Era uma figura interessante, de poucas palavras, não incomodava ninguém.
A maioria das vezes almoçava com os meninos do Orfanato e ninguém se incomodava, pois sua atitude era de total educação e respeito.
Ficava vagando pelo Vale, ganhando um café aqui e ali.
Não perdia uma única reunião de Arcanos e Presidentes.
Sentava-se no fundo, calado e assistia a tudo, como se compreendesse cada palavra.
Mas se alguém lhe perguntasse algo, ele respondia como se nada houvesse visto ou ouvido.
Certa vez um Adjunto Maior resolveu leva-lo para sua casa, arrumando um quartinho para ele.
Cama limpa, roupas, um pouco de conforto enfim.
No dia seguinte lá estava Severino dormindo de novo no chão, pelas marquises do Orfanato!
Foram diversas tentativas, e todas em vão.
Certa vez, em um Angical, perguntei a Pai Joaquim quem era o Severino:
Meu filho, você lembra-se do Velho Coronel, história contada por Tia Neiva?

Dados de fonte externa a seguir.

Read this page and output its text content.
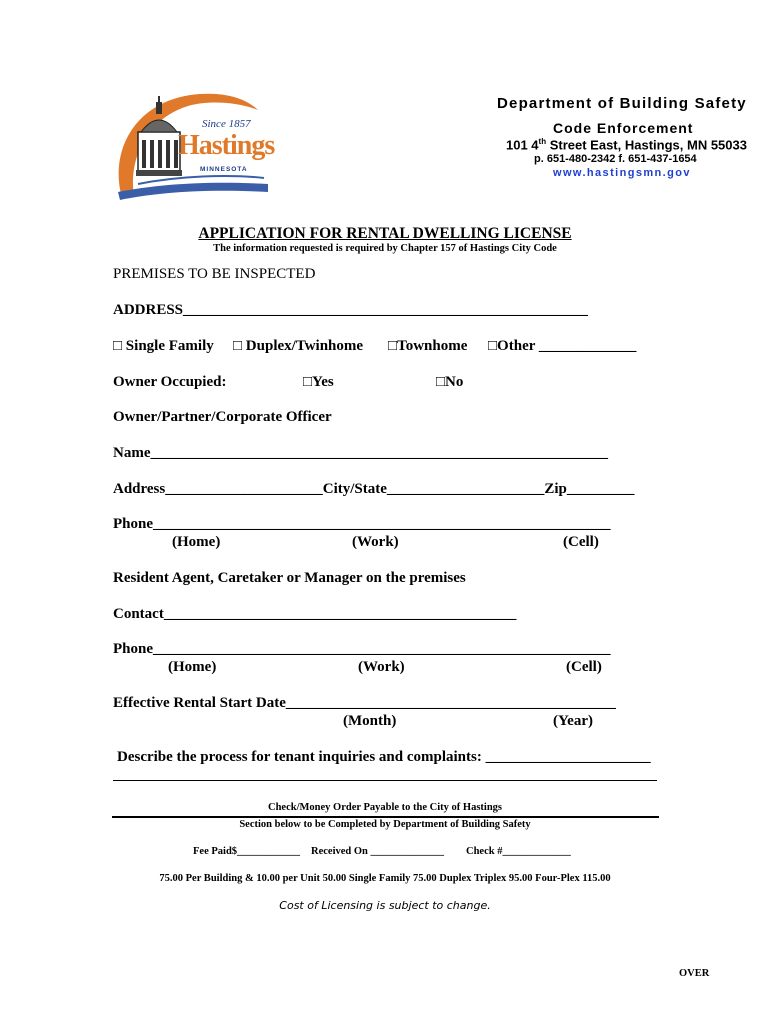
Since 1857
Hastings
MINNESOTA
Department of Building Safety
Code Enforcement
101 4th Street East, Hastings, MN 55033
p. 651-480-2342 f. 651-437-1654
www.hastingsmn.gov
APPLICATION FOR RENTAL DWELLING LICENSE
The information requested is required by Chapter 157 of Hastings City Code
PREMISES TO BE INSPECTED
ADDRESS______________________________________________________
□ Single Family □ Duplex/Twinhome □Townhome □Other _____________
Owner Occupied:	□Yes	□No
Owner/Partner/Corporate Officer
Name_____________________________________________________________
Address_____________________City/State_____________________Zip_________
Phone_____________________________________________________________
(Home)	(Work)	(Cell)
Resident Agent, Caretaker or Manager on the premises
Contact_______________________________________________
Phone_____________________________________________________________
(Home)	(Work)	(Cell)
Effective Rental Start Date____________________________________________
(Month)	(Year)
Describe the process for tenant inquiries and complaints: ______________________
Check/Money Order Payable to the City of Hastings
Section below to be Completed by Department of Building Safety
Fee Paid$____________ Received On ______________ Check #_____________
75.00 Per Building & 10.00 per Unit 50.00 Single Family 75.00 Duplex Triplex 95.00 Four-Plex 115.00
Cost of Licensing is subject to change.
OVER
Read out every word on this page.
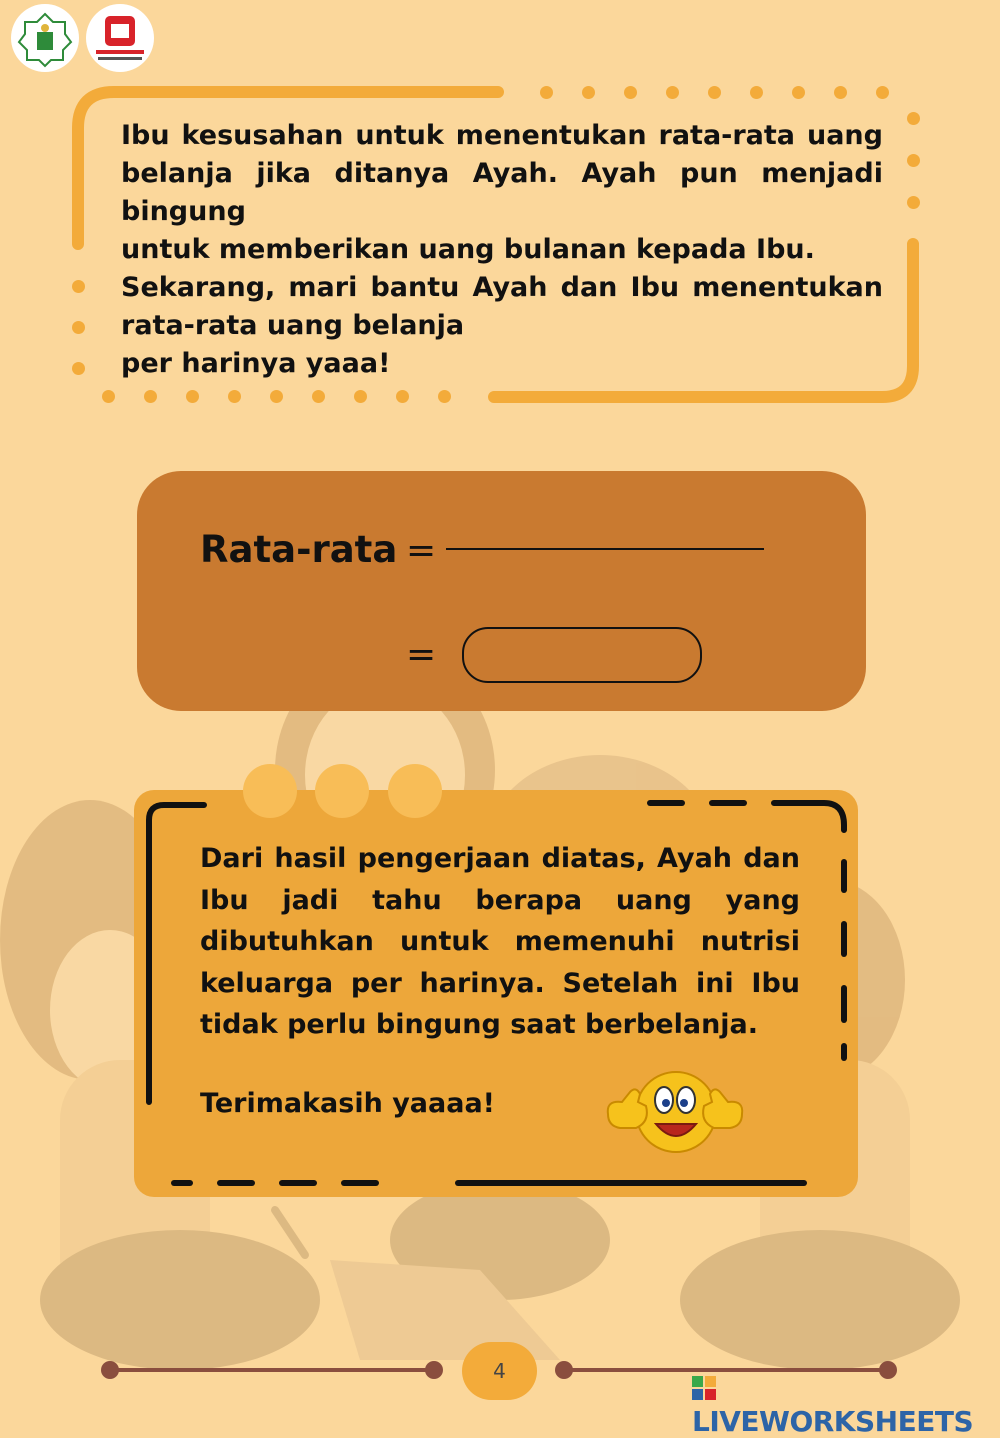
Ibu kesusahan untuk menentukan rata-rata uang
belanja jika ditanya Ayah. Ayah pun menjadi bingung
untuk memberikan uang bulanan kepada Ibu.
Sekarang, mari bantu Ayah dan Ibu menentukan
rata-rata uang belanja
per harinya yaaa!
Rata-rata =
=
Dari hasil pengerjaan diatas, Ayah dan
Ibu jadi tahu berapa uang yang
dibutuhkan untuk memenuhi nutrisi
keluarga per harinya. Setelah ini Ibu
tidak perlu bingung saat berbelanja.
Terimakasih yaaaa!
4
LIVEWORKSHEETS
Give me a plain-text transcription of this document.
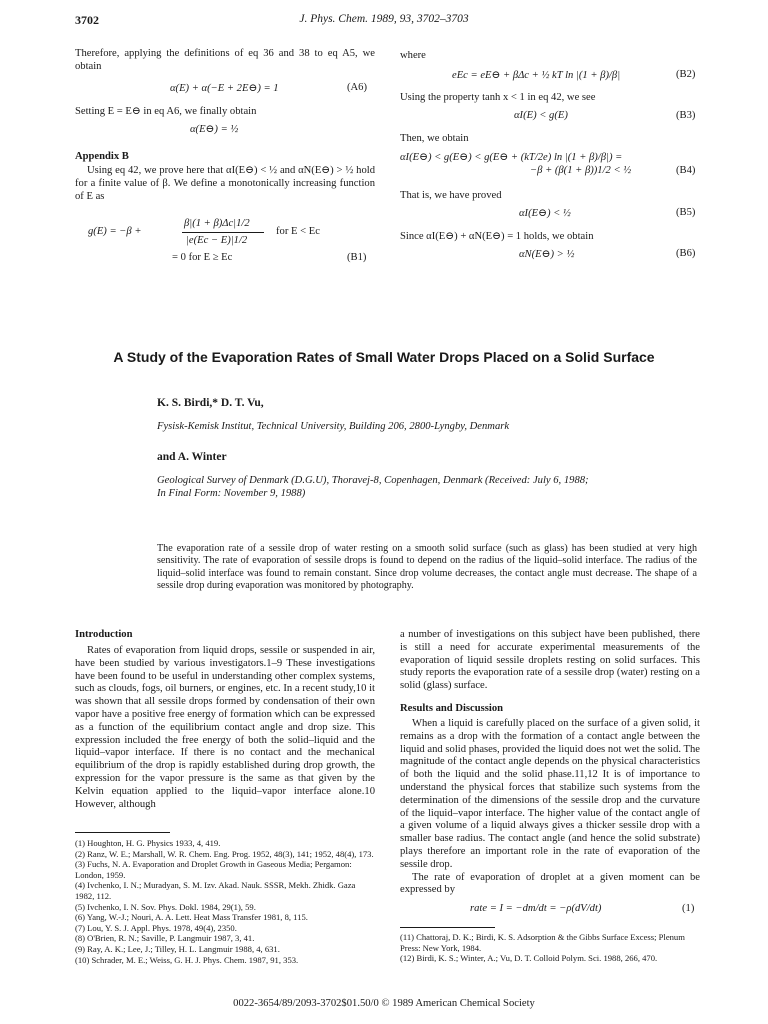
3702	J. Phys. Chem. 1989, 93, 3702–3703

Therefore, applying the definitions of eq 36 and 38 to eq A5, we obtain

α(E) + α(−E + 2E⊖) = 1	(A6)

Setting E = E⊖ in eq A6, we finally obtain

α(E⊖) = ½
Appendix B

Using eq 42, we prove here that αI(E⊖) < ½ and αN(E⊖) > ½ hold for a finite value of β. We define a monotonically increasing function of E as

g(E) = −β +
β|(1 + β)Δc|1/2
|e(Ec − E)|1/2
for E < Ec
= 0 for E ≥ Ec	(B1)
where
eEc = eE⊖ + βΔc + ½ kT ln |(1 + β)/β|	(B2)
Using the property tanh x < 1 in eq 42, we see
αI(E) < g(E)	(B3)
Then, we obtain
αI(E⊖) < g(E⊖) < g(E⊖ + (kT/2e) ln |(1 + β)/β|) =
−β + (β(1 + β))1/2 < ½	(B4)
That is, we have proved
αI(E⊖) < ½	(B5)
Since αI(E⊖) + αN(E⊖) = 1 holds, we obtain
αN(E⊖) > ½	(B6)
A Study of the Evaporation Rates of Small Water Drops Placed on a Solid Surface
K. S. Birdi,* D. T. Vu,
Fysisk-Kemisk Institut, Technical University, Building 206, 2800-Lyngby, Denmark
and A. Winter
Geological Survey of Denmark (D.G.U), Thoravej-8, Copenhagen, Denmark (Received: July 6, 1988;
In Final Form: November 9, 1988)
The evaporation rate of a sessile drop of water resting on a smooth solid surface (such as glass) has been studied at very high sensitivity. The rate of evaporation of sessile drops is found to depend on the radius of the liquid–solid interface. The radius of the liquid–solid interface was found to remain constant. Since drop volume decreases, the contact angle must decrease. The shape of a sessile drop during evaporation was monitored by photography.
Introduction

Rates of evaporation from liquid drops, sessile or suspended in air, have been studied by various investigators.1–9 These investigations have been found to be useful in understanding other complex systems, such as clouds, fogs, oil burners, or engines, etc. In a recent study,10 it was shown that all sessile drops formed by condensation of their own vapor have a positive free energy of formation which can be expressed as a function of the equilibrium contact angle and drop size. This expression included the free energy of both the solid–liquid and the liquid–vapor interface. If there is no contact and the mechanical equilibrium of the drop is rapidly established during drop growth, the expression for the vapor pressure is the same as that given by the Kelvin equation applied to the liquid–vapor interface alone.10 However, although

(1) Houghton, H. G. Physics 1933, 4, 419.

(2) Ranz, W. E.; Marshall, W. R. Chem. Eng. Prog. 1952, 48(3), 141; 1952, 48(4), 173.

(3) Fuchs, N. A. Evaporation and Droplet Growth in Gaseous Media; Pergamon: London, 1959.

(4) Ivchenko, I. N.; Muradyan, S. M. Izv. Akad. Nauk. SSSR, Mekh. Zhidk. Gaza 1982, 112.

(5) Ivchenko, I. N. Sov. Phys. Dokl. 1984, 29(1), 59.

(6) Yang, W.-J.; Nouri, A. A. Lett. Heat Mass Transfer 1981, 8, 115.

(7) Lou, Y. S. J. Appl. Phys. 1978, 49(4), 2350.

(8) O'Brien, R. N.; Saville, P. Langmuir 1987, 3, 41.

(9) Ray, A. K.; Lee, J.; Tilley, H. L. Langmuir 1988, 4, 631.

(10) Schrader, M. E.; Weiss, G. H. J. Phys. Chem. 1987, 91, 353.

a number of investigations on this subject have been published, there is still a need for accurate experimental measurements of the evaporation of liquid sessile droplets resting on solid surfaces. This study reports the evaporation rate of a sessile drop (water) resting on a solid (glass) surface.

Results and Discussion

When a liquid is carefully placed on the surface of a given solid, it remains as a drop with the formation of a contact angle between the liquid and solid phases, provided the liquid does not wet the solid. The magnitude of the contact angle depends on the physical characteristics of both the liquid and the solid phase.11,12 It is of importance to understand the physical forces that stabilize such systems from the determination of the dimensions of the sessile drop and the curvature of the liquid–vapor interface. The higher value of the contact angle of a given volume of a liquid always gives a thicker sessile drop with a smaller base radius. The contact angle (and hence the solid substrate) plays therefore an important role in the rate of evaporation of the sessile drop.

The rate of evaporation of droplet at a given moment can be expressed by

rate = I = −dm/dt = −ρ(dV/dt)	(1)

(11) Chattoraj, D. K.; Birdi, K. S. Adsorption & the Gibbs Surface Excess; Plenum Press: New York, 1984.

(12) Birdi, K. S.; Winter, A.; Vu, D. T. Colloid Polym. Sci. 1988, 266, 470.

0022-3654/89/2093-3702$01.50/0 © 1989 American Chemical Society
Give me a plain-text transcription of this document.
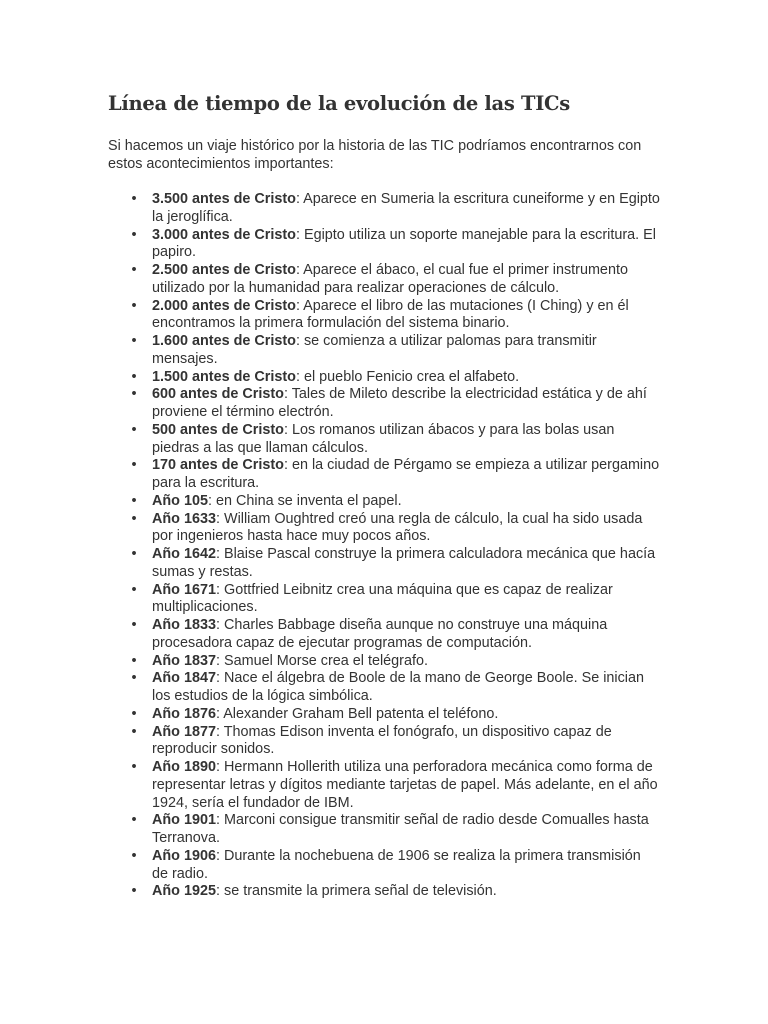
Línea de tiempo de la evolución de las TICs

Si hacemos un viaje histórico por la historia de las TIC podríamos encontrarnos con estos acontecimientos importantes:

• 3.500 antes de Cristo: Aparece en Sumeria la escritura cuneiforme y en Egipto la jeroglífica.
• 3.000 antes de Cristo: Egipto utiliza un soporte manejable para la escritura. El papiro.
• 2.500 antes de Cristo: Aparece el ábaco, el cual fue el primer instrumento utilizado por la humanidad para realizar operaciones de cálculo.
• 2.000 antes de Cristo: Aparece el libro de las mutaciones (I Ching) y en él encontramos la primera formulación del sistema binario.
• 1.600 antes de Cristo: se comienza a utilizar palomas para transmitir mensajes.
• 1.500 antes de Cristo: el pueblo Fenicio crea el alfabeto.
• 600 antes de Cristo: Tales de Mileto describe la electricidad estática y de ahí proviene el término electrón.
• 500 antes de Cristo: Los romanos utilizan ábacos y para las bolas usan piedras a las que llaman cálculos.
• 170 antes de Cristo: en la ciudad de Pérgamo se empieza a utilizar pergamino para la escritura.
• Año 105: en China se inventa el papel.
• Año 1633: William Oughtred creó una regla de cálculo, la cual ha sido usada por ingenieros hasta hace muy pocos años.
• Año 1642: Blaise Pascal construye la primera calculadora mecánica que hacía sumas y restas.
• Año 1671: Gottfried Leibnitz crea una máquina que es capaz de realizar multiplicaciones.
• Año 1833: Charles Babbage diseña aunque no construye una máquina procesadora capaz de ejecutar programas de computación.
• Año 1837: Samuel Morse crea el telégrafo.
• Año 1847: Nace el álgebra de Boole de la mano de George Boole. Se inician los estudios de la lógica simbólica.
• Año 1876: Alexander Graham Bell patenta el teléfono.
• Año 1877: Thomas Edison inventa el fonógrafo, un dispositivo capaz de reproducir sonidos.
• Año 1890: Hermann Hollerith utiliza una perforadora mecánica como forma de representar letras y dígitos mediante tarjetas de papel. Más adelante, en el año 1924, sería el fundador de IBM.
• Año 1901: Marconi consigue transmitir señal de radio desde Comualles hasta Terranova.
• Año 1906: Durante la nochebuena de 1906 se realiza la primera transmisión de radio.
• Año 1925: se transmite la primera señal de televisión.
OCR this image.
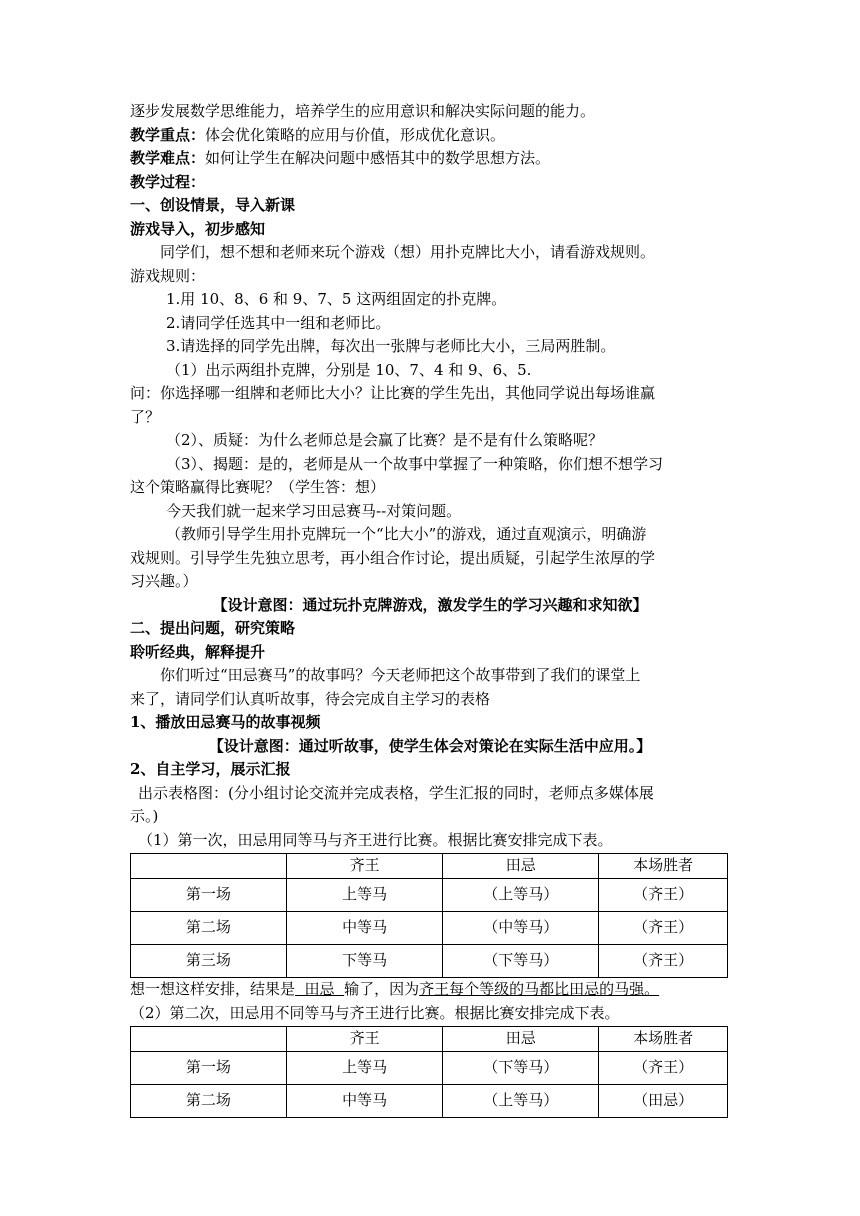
逐步发展数学思维能力，培养学生的应用意识和解决实际问题的能力。
教学重点：体会优化策略的应用与价值，形成优化意识。
教学难点：如何让学生在解决问题中感悟其中的数学思想方法。
教学过程：
一、创设情景，导入新课
游戏导入，初步感知
同学们，想不想和老师来玩个游戏（想）用扑克牌比大小，请看游戏规则。
游戏规则：
1.用 10、8、6 和 9、7、5 这两组固定的扑克牌。
2.请同学任选其中一组和老师比。
3.请选择的同学先出牌，每次出一张牌与老师比大小，三局两胜制。
（1）出示两组扑克牌，分别是 10、7、4 和 9、6、5.
问：你选择哪一组牌和老师比大小？让比赛的学生先出，其他同学说出每场谁赢
了？
（2）、质疑：为什么老师总是会赢了比赛？是不是有什么策略呢？
（3）、揭题：是的，老师是从一个故事中掌握了一种策略，你们想不想学习
这个策略赢得比赛呢？（学生答：想）
今天我们就一起来学习田忌赛马--对策问题。
（教师引导学生用扑克牌玩一个“比大小”的游戏，通过直观演示，明确游
戏规则。引导学生先独立思考，再小组合作讨论，提出质疑，引起学生浓厚的学
习兴趣。）
【设计意图：通过玩扑克牌游戏，激发学生的学习兴趣和求知欲】
二、提出问题，研究策略
聆听经典，解释提升
你们听过“田忌赛马”的故事吗？今天老师把这个故事带到了我们的课堂上
来了，请同学们认真听故事，待会完成自主学习的表格
1、播放田忌赛马的故事视频
【设计意图：通过听故事，使学生体会对策论在实际生活中应用。】
2、自主学习，展示汇报
出示表格图：(分小组讨论交流并完成表格，学生汇报的同时，老师点多媒体展
示。)
（1）第一次，田忌用同等马与齐王进行比赛。根据比赛安排完成下表。
	齐王	田忌	本场胜者
第一场	上等马	（上等马）	（齐王）
第二场	中等马	（中等马）	（齐王）
第三场	下等马	（下等马）	（齐王）
想一想这样安排，结果是  田忌  输了，因为齐王每个等级的马都比田忌的马强。
（2）第二次，田忌用不同等马与齐王进行比赛。根据比赛安排完成下表。
	齐王	田忌	本场胜者
第一场	上等马	（下等马）	（齐王）
第二场	中等马	（上等马）	（田忌）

Severino é o Velho Coronel, um grande espírito, mas carrega uma grande culpa e veio cumprir sua jornada exatamente desta forma.
Nunca vai adiantar tentar dar algo a ele.
Pois somente pode ser feliz assim: sem ter nada nesta vida.
Seu espírito evoluído entende e ele escuta a voz do próprio espírito.
Ele foi, na época do Angical, um grande senhor de terras, com muitos escravos.
Foi um homem bom e que resgatou quase todas as suas dívidas nesta encarnação.
Porém, cometeu uma grave injustiça e para reequilibrar a energia e cumprir seu carma, voltou como negro e mendigo.
Por sua própria opção.
E continuou:
Para fazer a caridade é necessário que sempre se use o bom senso.
Não se pode sair por aí oferecendo ajuda a quem não está pedindo.
Quem não está pedindo ajuda, muitas vezes não precisa dela, ou ainda não adquiriu a humildade suficiente para pedir.
Sempre existe um motivo que justifica os problemas que a pessoa passa.